Be sevgi kodumun, ben ne aldattım, ne aldatabilirim zaten.
Birincisi sevdiğim birine yalan söyleyemem.
ikincisi karıma ihanet etmemde sakınca görmeyen bir kadından zaten hoşlanamam.
Üçüncüsü de bana yapılmasını istemediğim şeyi başkasına yapamam.

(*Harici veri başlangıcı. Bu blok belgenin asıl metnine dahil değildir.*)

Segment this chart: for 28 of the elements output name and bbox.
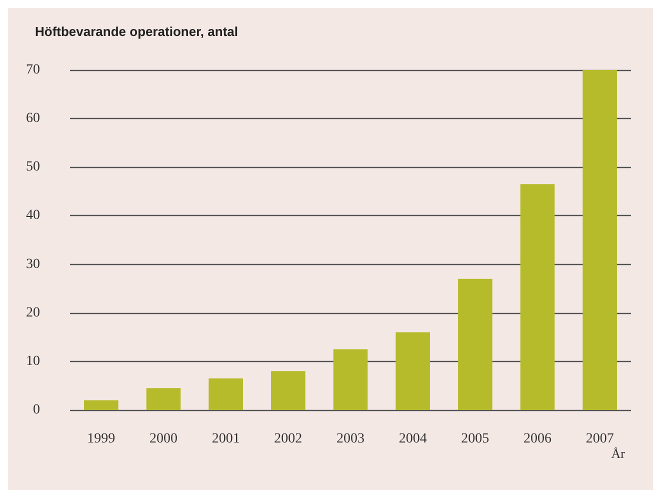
x-tick-label: 2005 <box>461 432 490 446</box>
y-tick-label: 30 <box>26 256 40 272</box>
y-tick-label: 60 <box>26 111 40 126</box>
x-tick-label: 2000 <box>150 432 178 446</box>
x-tick-label: 2006 <box>524 432 552 446</box>
x-tick-label: 2002 <box>274 432 302 446</box>
bar <box>271 371 306 410</box>
bar <box>146 388 181 410</box>
x-tick-label: 2001 <box>212 432 240 446</box>
x-tick-label: 1999 <box>87 432 116 446</box>
x-tick-label: 2007 <box>586 432 614 446</box>
bar <box>208 378 243 410</box>
x-tick-label: 2003 <box>336 432 364 446</box>
x-tick-label: 2004 <box>398 432 427 446</box>
y-tick-label: 70 <box>26 62 40 78</box>
bar <box>520 184 555 410</box>
x-axis-title: År <box>611 446 626 461</box>
y-tick-label: 50 <box>26 160 40 175</box>
y-tick-label: 40 <box>26 208 40 224</box>
y-tick-label: 20 <box>26 305 40 320</box>
bar <box>333 349 368 410</box>
chart-title: Höftbevarande operationer, antal <box>35 24 238 39</box>
bar <box>84 400 118 410</box>
bar <box>582 70 617 410</box>
y-tick-label: 10 <box>26 354 40 369</box>
bar <box>396 332 430 410</box>
y-tick-label: 0 <box>33 402 40 418</box>
bar <box>458 278 492 410</box>
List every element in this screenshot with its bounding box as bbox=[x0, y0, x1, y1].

Geldik zurnanın zırt dediği yere...
Soru şu:
Diyelim kocanız veya sevgiliniz benzer bir hissiyatla size açıldı,
bu anlattıklarıma benzer şeyler anlattı.
Özetle dedi ki
-misal-
"Seni seviyorum,
hayatın anldıbını sende buluyorum,
seninle yaşlanmak istiyorum,
seninle yavrular büyütelim istiyorum.
Ama bu gece komiklikli kedi videoları izlemek değil Nejla'yla bira içip Sebahattin Ali kitaplarından bahsetmek istiyorum.
Ve bir: Muhabbet bizi nereye zütürür bilmiyorum.
Ve iki: Sen bana böyle bir taleple gelsen derhal ayrılırdım.
Ve üç: Seni kaybetmek istemiyorum.
Yalanım yok.
Kafam müşterisiz fikirler çöplüğü,
sevgim kalbimde stok fazlası.
Al bu denklemi sen çöz... "
Ne hisseder, ne dersiniz?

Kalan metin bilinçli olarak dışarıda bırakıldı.